John ist ein psychopathischer Söldner, der in der fernen Zukunft voller lokaler militärischer Konflikte sich ein interstellares Kriegsschiff kauft, die KI Kontrollinstanz hackt und beginnt, auf eigen Rechnung zu operieren. Die Autorin hat sichtlich Freude, ihren Protagonisten als paranoider, egoistischen Söldner zu beschreiben, der auf die einzelnen Aktionen reagiert, sein Verhalten aber niemals kritisch reflektiert. Es ist für den Leser schwer, einen kompletten Überblick über diese ganze Welt zu behalten. Am Ende wird er vor eine schwierige Entscheidung gestellt, die er opportunistisch dem einfachsten Weg folgend löst. Das Ende ist relativ offen. Zu den Stärken gehört neben der exzentrischen Zeichnung des Protagonisten der innere kontinuierliche Monolog, in dem sich John nicht nur für seine Taten, sondern vor allem auch ein wenig zu unschuldig tuend für deren Folgen vor einem imaginären Gesprächspartner rechtfertigt.

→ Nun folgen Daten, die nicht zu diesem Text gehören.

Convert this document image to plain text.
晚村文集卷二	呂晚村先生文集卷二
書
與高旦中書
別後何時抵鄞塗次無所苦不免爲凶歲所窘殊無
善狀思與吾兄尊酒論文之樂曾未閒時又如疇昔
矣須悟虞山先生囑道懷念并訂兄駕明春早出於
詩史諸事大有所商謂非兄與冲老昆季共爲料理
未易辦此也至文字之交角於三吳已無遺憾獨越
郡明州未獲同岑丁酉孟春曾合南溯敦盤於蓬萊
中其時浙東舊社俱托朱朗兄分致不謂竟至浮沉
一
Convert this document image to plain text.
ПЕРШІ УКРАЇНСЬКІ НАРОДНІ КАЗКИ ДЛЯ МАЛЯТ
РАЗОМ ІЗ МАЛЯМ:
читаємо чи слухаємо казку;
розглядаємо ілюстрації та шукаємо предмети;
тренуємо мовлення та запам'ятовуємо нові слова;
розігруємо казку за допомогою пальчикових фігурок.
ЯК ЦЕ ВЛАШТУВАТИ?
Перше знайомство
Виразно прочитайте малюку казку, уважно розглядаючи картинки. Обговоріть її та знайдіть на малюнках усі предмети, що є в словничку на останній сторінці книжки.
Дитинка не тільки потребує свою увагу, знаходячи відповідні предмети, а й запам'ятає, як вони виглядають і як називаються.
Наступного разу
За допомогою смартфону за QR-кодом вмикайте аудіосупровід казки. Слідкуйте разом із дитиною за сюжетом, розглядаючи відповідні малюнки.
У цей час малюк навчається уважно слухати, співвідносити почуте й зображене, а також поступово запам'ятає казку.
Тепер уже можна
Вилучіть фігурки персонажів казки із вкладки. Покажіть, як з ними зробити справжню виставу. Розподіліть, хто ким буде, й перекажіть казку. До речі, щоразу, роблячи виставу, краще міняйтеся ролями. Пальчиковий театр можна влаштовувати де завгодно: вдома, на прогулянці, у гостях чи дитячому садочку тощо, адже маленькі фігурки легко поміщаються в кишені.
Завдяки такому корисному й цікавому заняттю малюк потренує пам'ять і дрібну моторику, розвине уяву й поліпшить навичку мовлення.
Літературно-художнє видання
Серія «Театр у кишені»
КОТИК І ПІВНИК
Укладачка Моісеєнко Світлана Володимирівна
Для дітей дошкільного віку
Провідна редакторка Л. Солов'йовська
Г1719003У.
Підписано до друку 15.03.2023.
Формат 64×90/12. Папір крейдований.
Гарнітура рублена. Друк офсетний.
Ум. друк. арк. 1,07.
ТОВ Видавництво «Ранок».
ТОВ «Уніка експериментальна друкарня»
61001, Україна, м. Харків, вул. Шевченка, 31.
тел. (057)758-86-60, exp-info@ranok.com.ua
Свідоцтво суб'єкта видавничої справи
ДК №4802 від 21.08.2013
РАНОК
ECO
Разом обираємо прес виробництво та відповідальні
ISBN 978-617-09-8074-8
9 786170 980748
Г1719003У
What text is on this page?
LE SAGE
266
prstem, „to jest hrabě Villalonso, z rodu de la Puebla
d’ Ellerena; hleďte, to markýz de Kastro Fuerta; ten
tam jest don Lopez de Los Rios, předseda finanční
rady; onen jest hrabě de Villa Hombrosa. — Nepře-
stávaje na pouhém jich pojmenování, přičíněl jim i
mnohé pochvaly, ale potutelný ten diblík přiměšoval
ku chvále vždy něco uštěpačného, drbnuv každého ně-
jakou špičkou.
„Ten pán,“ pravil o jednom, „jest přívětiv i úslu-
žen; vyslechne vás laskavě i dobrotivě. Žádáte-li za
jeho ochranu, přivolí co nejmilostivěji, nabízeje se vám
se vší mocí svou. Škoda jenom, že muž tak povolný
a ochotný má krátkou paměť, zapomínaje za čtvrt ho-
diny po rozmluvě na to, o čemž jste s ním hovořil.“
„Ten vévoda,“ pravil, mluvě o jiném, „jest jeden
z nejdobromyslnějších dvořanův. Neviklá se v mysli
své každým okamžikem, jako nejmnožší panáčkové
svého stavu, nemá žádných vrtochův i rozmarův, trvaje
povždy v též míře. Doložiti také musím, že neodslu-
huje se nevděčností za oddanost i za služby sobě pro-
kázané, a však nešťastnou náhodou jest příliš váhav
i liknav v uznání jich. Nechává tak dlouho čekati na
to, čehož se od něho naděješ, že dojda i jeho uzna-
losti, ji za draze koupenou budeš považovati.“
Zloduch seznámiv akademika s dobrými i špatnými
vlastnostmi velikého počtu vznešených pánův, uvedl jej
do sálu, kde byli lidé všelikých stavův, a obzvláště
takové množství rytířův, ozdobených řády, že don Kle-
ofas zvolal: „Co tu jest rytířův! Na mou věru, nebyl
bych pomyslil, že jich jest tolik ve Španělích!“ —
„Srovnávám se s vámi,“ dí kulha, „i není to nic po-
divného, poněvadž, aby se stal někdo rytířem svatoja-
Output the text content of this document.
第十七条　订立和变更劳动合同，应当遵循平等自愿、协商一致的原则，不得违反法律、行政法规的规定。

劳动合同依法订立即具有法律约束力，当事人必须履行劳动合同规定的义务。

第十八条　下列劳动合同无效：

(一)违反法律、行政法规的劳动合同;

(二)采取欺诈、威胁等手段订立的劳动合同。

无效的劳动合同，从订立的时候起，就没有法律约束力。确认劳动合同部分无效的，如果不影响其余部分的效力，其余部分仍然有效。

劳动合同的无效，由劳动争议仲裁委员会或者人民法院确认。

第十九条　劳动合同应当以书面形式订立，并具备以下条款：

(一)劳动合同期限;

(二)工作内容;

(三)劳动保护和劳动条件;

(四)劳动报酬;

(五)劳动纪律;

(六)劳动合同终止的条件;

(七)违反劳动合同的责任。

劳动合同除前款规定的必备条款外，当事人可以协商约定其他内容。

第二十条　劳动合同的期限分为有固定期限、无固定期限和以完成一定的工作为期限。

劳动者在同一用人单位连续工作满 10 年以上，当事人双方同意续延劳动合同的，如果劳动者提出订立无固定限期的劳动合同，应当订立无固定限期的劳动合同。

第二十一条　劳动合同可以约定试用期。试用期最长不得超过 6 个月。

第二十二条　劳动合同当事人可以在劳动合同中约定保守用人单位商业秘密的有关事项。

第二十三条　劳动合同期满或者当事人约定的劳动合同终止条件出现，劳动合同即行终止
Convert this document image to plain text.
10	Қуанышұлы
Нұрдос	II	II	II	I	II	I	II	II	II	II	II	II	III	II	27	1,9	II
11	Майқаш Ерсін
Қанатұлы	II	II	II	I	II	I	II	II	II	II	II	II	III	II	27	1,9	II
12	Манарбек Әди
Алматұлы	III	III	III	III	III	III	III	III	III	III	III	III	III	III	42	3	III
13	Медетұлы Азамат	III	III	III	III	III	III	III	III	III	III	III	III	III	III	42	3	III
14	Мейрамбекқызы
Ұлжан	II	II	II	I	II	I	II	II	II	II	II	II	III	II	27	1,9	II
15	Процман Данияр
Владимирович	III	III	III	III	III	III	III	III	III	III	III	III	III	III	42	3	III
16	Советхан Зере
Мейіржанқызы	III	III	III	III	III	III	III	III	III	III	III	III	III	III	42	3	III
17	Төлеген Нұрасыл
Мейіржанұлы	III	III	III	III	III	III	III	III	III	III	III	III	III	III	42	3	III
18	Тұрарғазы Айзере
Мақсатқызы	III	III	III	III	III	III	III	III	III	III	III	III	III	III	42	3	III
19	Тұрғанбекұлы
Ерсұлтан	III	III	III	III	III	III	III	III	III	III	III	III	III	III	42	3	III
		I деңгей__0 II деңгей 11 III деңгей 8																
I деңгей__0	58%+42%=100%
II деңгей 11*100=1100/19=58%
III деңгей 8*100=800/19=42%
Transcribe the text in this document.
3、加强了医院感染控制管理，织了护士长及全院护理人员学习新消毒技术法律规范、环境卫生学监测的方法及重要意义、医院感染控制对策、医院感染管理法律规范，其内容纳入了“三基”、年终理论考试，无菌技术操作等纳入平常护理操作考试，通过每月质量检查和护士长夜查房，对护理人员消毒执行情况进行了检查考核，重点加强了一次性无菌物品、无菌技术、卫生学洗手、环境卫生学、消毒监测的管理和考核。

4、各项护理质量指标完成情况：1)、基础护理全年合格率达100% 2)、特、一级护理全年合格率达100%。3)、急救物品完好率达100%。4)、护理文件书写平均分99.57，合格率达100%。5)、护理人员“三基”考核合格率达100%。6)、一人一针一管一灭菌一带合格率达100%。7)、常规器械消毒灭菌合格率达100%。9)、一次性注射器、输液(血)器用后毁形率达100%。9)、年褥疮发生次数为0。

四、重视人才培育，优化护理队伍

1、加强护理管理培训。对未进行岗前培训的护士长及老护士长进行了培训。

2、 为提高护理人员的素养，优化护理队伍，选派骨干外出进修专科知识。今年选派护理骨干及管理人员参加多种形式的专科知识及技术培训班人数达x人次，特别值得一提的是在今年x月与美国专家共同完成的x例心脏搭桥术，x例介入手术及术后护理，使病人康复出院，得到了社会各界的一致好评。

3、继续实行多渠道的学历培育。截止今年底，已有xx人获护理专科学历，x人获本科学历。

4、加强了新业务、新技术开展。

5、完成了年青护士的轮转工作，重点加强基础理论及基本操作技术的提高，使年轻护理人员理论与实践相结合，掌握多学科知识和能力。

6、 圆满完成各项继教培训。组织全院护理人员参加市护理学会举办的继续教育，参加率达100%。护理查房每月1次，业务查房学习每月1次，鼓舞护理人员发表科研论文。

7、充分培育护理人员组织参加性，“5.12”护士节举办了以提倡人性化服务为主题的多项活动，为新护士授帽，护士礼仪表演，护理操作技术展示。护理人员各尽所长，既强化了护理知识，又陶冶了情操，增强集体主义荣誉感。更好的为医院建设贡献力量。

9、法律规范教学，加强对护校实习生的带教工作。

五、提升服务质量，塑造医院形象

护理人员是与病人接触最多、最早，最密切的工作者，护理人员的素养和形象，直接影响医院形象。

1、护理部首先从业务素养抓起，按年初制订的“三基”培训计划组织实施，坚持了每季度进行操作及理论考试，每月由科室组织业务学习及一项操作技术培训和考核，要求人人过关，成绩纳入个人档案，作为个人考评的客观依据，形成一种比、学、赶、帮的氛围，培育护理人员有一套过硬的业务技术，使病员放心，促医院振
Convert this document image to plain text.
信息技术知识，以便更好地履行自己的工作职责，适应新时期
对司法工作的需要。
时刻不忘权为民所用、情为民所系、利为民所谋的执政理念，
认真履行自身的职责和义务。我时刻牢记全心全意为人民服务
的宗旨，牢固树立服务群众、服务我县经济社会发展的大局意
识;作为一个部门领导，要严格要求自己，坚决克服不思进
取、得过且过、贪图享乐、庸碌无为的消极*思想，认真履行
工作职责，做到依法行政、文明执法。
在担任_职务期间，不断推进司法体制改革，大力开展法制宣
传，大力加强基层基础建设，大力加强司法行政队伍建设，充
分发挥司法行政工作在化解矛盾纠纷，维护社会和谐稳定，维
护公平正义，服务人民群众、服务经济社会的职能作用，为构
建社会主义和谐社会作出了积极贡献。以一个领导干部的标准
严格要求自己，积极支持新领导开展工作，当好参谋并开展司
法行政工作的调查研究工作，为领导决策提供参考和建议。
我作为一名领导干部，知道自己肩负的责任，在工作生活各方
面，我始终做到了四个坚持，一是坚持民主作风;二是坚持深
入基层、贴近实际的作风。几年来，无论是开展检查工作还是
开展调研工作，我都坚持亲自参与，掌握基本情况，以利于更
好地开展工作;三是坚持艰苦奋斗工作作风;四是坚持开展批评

 Es schließen sich fünf qualitativ sehr unterschiedliche Geschichten an. Der längste Text ist „Operation Spring Dawn“ von Mo Xiong, aus dem Koreanischen übersetzt. Seit mehr als zwanzigtausend Jahren befindet sich die Derde unter einer Eiskruste. Roboter haben über die Entwicklung gewacht und sich entschlossen, einen genetisch modifizierten Menschen aus den Tiefkühlkammern zu erwecken. Ziel ist es, dass Mensch und Maschine einen Prozess starten, in deren Verlauf die langsame Erwärmung der Erde vorangetrieben werden soll.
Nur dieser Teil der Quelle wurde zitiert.